Thursday, February 26, 2009

I'd forgotten how much I loved this movie!

I'd also forgotten how much I once wanted to be a nun! Made in 1966, this movie follows the "scathingly brilliant" adventures of Mary (Hayley Mills) and Rachel, best friends at a Catholic boarding school. Rosalind Russell is the Reverend Mother, a stern, yet wise and comforting presence.

The nuns were so compassionate, the girls were so much fun, that I wanted to go to Catholic boarding school and then go on to become a novice, then a nun/teacher. Except I wasn't Catholic, and eventually it dawned on me that something was missing at St. Francis: boys. I was already very much in love with Paul McCartney and didn't see how I could be both Mrs. McCartney and Sister Elizabeth. (I don't know why, I just liked the sound of "Sister Elizabeth.") Still, when I was 8 or 9, there was something very attractive about the idea of having my future planned out … all safe and sound.

I'm so happy that I stumbled upon this gem as I spun the dial on a rainy Tuesday night. It makes me feel happy, safe and sound again.

Idol Observation

Adam made that hoary old chestnut, "Satisfaction," relevant, so I'm very glad he made it through. Also, I like his hair. And I was afraid that Norman Gentile, while entertaining, would be this year's Sanjaya.

Is it OK if I feel sorry for Rielle Hunter?
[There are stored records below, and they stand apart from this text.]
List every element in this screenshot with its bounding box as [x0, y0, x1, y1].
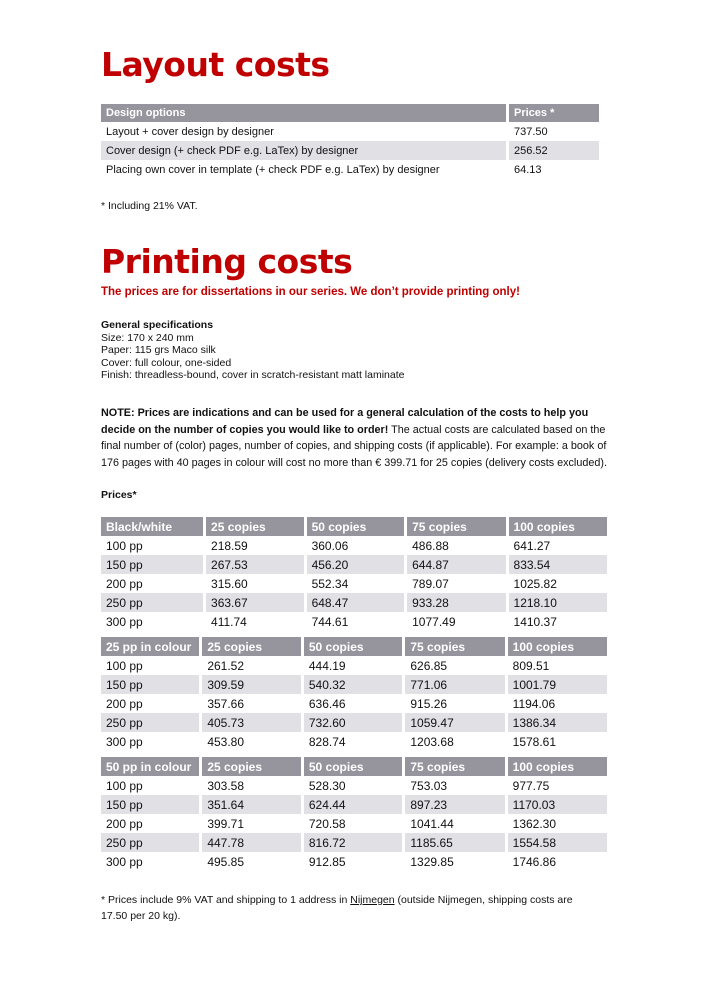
column-header: 50 copies [302, 637, 404, 656]
price-cell: 552.34 [305, 574, 406, 593]
table-row [101, 713, 607, 732]
price-cell: 644.87 [406, 555, 507, 574]
column-header: 25 copies [205, 517, 306, 536]
price-cell: 1329.85 [404, 852, 506, 871]
table-header-row [101, 104, 599, 122]
printing-subtitle: The prices are for dissertations in our series. We don’t provide printing only! [101, 286, 520, 298]
table-row [101, 555, 607, 574]
page-count-cell: 150 pp [101, 555, 205, 574]
design-option: Placing own cover in template (+ check PDF e.g. LaTex) by designer [106, 163, 440, 176]
price-cell: 744.61 [305, 612, 406, 631]
price-cell: 261.52 [201, 656, 303, 675]
note-text: The actual costs are calculated based on the final number of (color) pages, number of copies, and shipping costs (if applicable). For example: a book of 176 pages with 40 pages in colour will cost no more than € 399.71 for 25 copies (delivery costs excluded). [101, 423, 607, 469]
price-cell: 977.75 [506, 776, 607, 795]
table-row [101, 852, 607, 871]
price: 256.52 [508, 141, 600, 160]
price-cell: 1578.61 [506, 732, 607, 751]
price-cell: 1077.49 [406, 612, 507, 631]
price-cell: 309.59 [201, 675, 303, 694]
price-cell: 218.59 [205, 536, 306, 555]
table-row [101, 612, 607, 631]
page-count-cell: 150 pp [101, 675, 201, 694]
footnote-text: (outside Nijmegen, shipping costs are 17.50 per 20 kg). [101, 894, 573, 922]
price-cell: 444.19 [302, 656, 404, 675]
price-cell: 833.54 [507, 555, 607, 574]
price-cell: 720.58 [302, 814, 404, 833]
table-row [101, 656, 607, 675]
column-header: 25 copies [201, 757, 303, 776]
price-cell: 1185.65 [404, 833, 506, 852]
price-cell: 303.58 [201, 776, 303, 795]
table-row [101, 141, 599, 160]
page-count-cell: 250 pp [101, 593, 205, 612]
price-cell: 363.67 [205, 593, 306, 612]
price-cell: 1041.44 [404, 814, 506, 833]
layout-costs-heading: Layout costs [101, 45, 330, 84]
price-cell: 1410.37 [507, 612, 607, 631]
footnote-text: * Prices include 9% VAT and shipping to 1 address in [101, 894, 351, 906]
price-cell: 1203.68 [404, 732, 506, 751]
price-cell: 636.46 [302, 694, 404, 713]
price-cell: 641.27 [507, 536, 607, 555]
design-options-table [101, 104, 599, 179]
price-cell: 540.32 [302, 675, 404, 694]
price: 64.13 [508, 160, 600, 179]
column-header: Prices * [508, 104, 600, 122]
column-header: 50 copies [305, 517, 406, 536]
price-cell: 528.30 [302, 776, 404, 795]
price-cell: 1554.58 [506, 833, 607, 852]
column-header: 75 copies [404, 637, 506, 656]
price-cell: 753.03 [404, 776, 506, 795]
price-cell: 897.23 [404, 795, 506, 814]
price: 737.50 [508, 122, 600, 141]
table-row [101, 675, 607, 694]
price-cell: 495.85 [201, 852, 303, 871]
page-count-cell: 300 pp [106, 614, 143, 629]
general-specifications [101, 319, 404, 382]
page-count-cell: 250 pp [101, 833, 201, 852]
price-cell: 1386.34 [506, 713, 607, 732]
price-cell: 933.28 [406, 593, 507, 612]
price-cell: 624.44 [302, 795, 404, 814]
price-cell: 626.85 [404, 656, 506, 675]
price-cell: 267.53 [205, 555, 306, 574]
table-row [101, 574, 607, 593]
column-header: Black/white [101, 517, 205, 536]
page-count-cell: 100 pp [106, 538, 143, 553]
price-cell: 771.06 [404, 675, 506, 694]
price-cell: 399.71 [201, 814, 303, 833]
table-row [101, 694, 607, 713]
price-cell: 405.73 [201, 713, 303, 732]
column-header: 100 copies [507, 517, 607, 536]
price-cell: 915.26 [404, 694, 506, 713]
table-row [101, 536, 607, 555]
note-bold: NOTE: Prices are indications and can be used for a general calculation of the costs to help you decide on the number of copies you would like to order! [101, 407, 589, 436]
page-count-cell: 200 pp [106, 696, 143, 711]
spec-line: Cover: full colour, one-sided [101, 356, 232, 369]
spec-line: Finish: threadless-bound, cover in scratch-resistant matt laminate [101, 369, 405, 381]
price-cell: 1746.86 [506, 852, 607, 871]
column-header: 75 copies [406, 517, 507, 536]
prices-footnote [101, 892, 601, 924]
price-cell: 1025.82 [507, 574, 607, 593]
table-row [101, 776, 607, 795]
table-header-row [101, 637, 607, 656]
price-table-black-white [101, 517, 607, 631]
column-header: 100 copies [506, 637, 607, 656]
page-count-cell: 100 pp [106, 658, 143, 673]
price-cell: 1194.06 [506, 694, 607, 713]
column-header: 50 copies [302, 757, 404, 776]
column-header: 25 copies [201, 637, 303, 656]
column-header: 100 copies [506, 757, 607, 776]
table-row [101, 160, 599, 179]
price-cell: 809.51 [506, 656, 607, 675]
price-cell: 315.60 [205, 574, 306, 593]
price-cell: 789.07 [406, 574, 507, 593]
page-count-cell: 250 pp [101, 713, 201, 732]
column-header: 75 copies [404, 757, 506, 776]
price-cell: 357.66 [201, 694, 303, 713]
price-cell: 456.20 [305, 555, 406, 574]
vat-note: * Including 21% VAT. [101, 200, 198, 212]
nijmegen-link[interactable]: Nijmegen [350, 894, 395, 906]
price-cell: 1362.30 [506, 814, 607, 833]
price-cell: 912.85 [302, 852, 404, 871]
price-table-50pp-colour [101, 757, 607, 871]
table-row [101, 814, 607, 833]
table-row [101, 833, 607, 852]
price-table-25pp-colour [101, 637, 607, 751]
price-cell: 447.78 [201, 833, 303, 852]
column-header: 25 pp in colour [101, 637, 201, 656]
column-header: 50 pp in colour [101, 757, 201, 776]
column-header: Design options [101, 104, 508, 122]
design-option: Layout + cover design by designer [106, 125, 274, 138]
price-cell: 1170.03 [506, 795, 607, 814]
page-count-cell: 300 pp [106, 854, 143, 869]
table-row [101, 795, 607, 814]
price-cell: 1218.10 [507, 593, 607, 612]
table-row [101, 732, 607, 751]
printing-costs-heading: Printing costs [101, 242, 353, 281]
price-cell: 1001.79 [506, 675, 607, 694]
spec-line: Paper: 115 grs Maco silk [101, 344, 216, 356]
specs-title: General specifications [101, 319, 214, 331]
price-cell: 648.47 [305, 593, 406, 612]
page-count-cell: 100 pp [106, 778, 143, 793]
pricing-note [101, 405, 611, 471]
price-cell: 351.64 [201, 795, 303, 814]
design-option: Cover design (+ check PDF e.g. LaTex) by designer [101, 141, 508, 160]
page-count-cell: 200 pp [106, 576, 143, 591]
table-header-row [101, 757, 607, 776]
price-cell: 828.74 [302, 732, 404, 751]
page-count-cell: 200 pp [106, 816, 143, 831]
page-count-cell: 150 pp [101, 795, 201, 814]
page-count-cell: 300 pp [106, 734, 143, 749]
price-cell: 360.06 [305, 536, 406, 555]
price-cell: 732.60 [302, 713, 404, 732]
table-header-row [101, 517, 607, 536]
prices-label: Prices* [101, 489, 137, 501]
price-cell: 411.74 [205, 612, 306, 631]
table-row [101, 122, 599, 141]
price-cell: 816.72 [302, 833, 404, 852]
table-row [101, 593, 607, 612]
spec-line: Size: 170 x 240 mm [101, 331, 194, 344]
price-cell: 453.80 [201, 732, 303, 751]
price-cell: 486.88 [406, 536, 507, 555]
price-cell: 1059.47 [404, 713, 506, 732]
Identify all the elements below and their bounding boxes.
Regular readers of this humble blog know I consider Elizabeth Edwards a true heroine. Her memoir, Saving Graces: Finding Solace and Strength from Friends and Strangers, touched me deeply and finally taught this ever-independent Gal the life lesson that sometimes it requires strength to ask for help. Mrs. Edwards' dedication to the causes that matter to her, like universal healthcare, has not wavered as her cancer has progressed. Last summer, as part of a Democratic Senatorial Campaign Committee fundraiser, she wrote: "Throughout my battle with breast cancer, so many extraordinary people have reached out to me and my family, holding us up with their gentle but unwavering support. The truth is, I have been very fortunate -- not just because of their support but because I have good health care coverage. I also haven't had to worry about whether I might lose my home to foreclosure or how I'll put food on my children's table or gas in my car." I doubt I would be able to maintain such selfless perspective if I was suffering from inoperable cancer.

That's why I was so disappointed and disgusted that John Edwards would hurt and humiliate her as he did. I admit it, I was so upset you'd think I was the one he cheated on. (Well, that is kinda how it felt!)

Yet as the press starts swirling around the upcoming release of Elizabeth's next book (Resilience, due in May), whispers have started about "the other woman" in Edwards' life, Rielle Hunter. Here's one columnist's take on Hunter's life since the affair was confirmed in August 08: "Soon after that, the private arrangements between Edwards and Hunter more or less fell apart. Fred Baron, an Edwards associate, had been funding Hunter’s stay at a rented Santa Barbara home. But Baron died suddenly and tragically in late October after a short bout with cancer. This left Hunter in the lurch. The lease on her house ran out in December. Since then, she’s been relying on the kindness of friends, sources say, and hoping that Edwards would do the right thing. So far, that hasn’t happened. Hunter has forged on ahead as a single mom, refusing to sell her story or sue Edwards for paternity. The baby’s birth certificate still lists no father."

From where I sit, Hunter and her daughter, Frances Quinn, are victims of Edwards' selfish lack of self-control, too. There are no winners in this saga, just losers.

THURSDAY THIRTEEN #96 -- "The Welcome Back" Edition

First of all, thanks to Mr. Pop Culture Dish himself, Malcolm, for reuniting me with my all-time favorite meme! Because it's too late/too early for me to be up, I'm going to let music, and this post, "soothe the mind and give it rest," so I can go back to bed for a bit. (Please remember that I am a proud Baby Boomer and my list reflects that.)

Without further ado ...


1. 100 Years -- 5 for Fighting
2. (Between a) Rock and a Hard Place -- Rolling Stones
3. Domino -- Van Morrison
4. Martha, My Dear -- The Beatles
5. Just a Little Lovin' -- Dusty Springfield
6. You're My Best Friend -- Queen
7. Jessie's Girl -- Rick Springfield
8. I'm the Greatest -- Ringo Starr
9. Little Sister -- Elvis
10. Love in an Elevator -- Aerosmith
11. Sunshine, Lollipops and Rainbows -- Lesley Gore*
12. Already Gone -- The Eagles
13. The Rising -- The Boss

*Yes, I'm embarrassed that one came up. But what kind of person fakes her TT? I had to include it.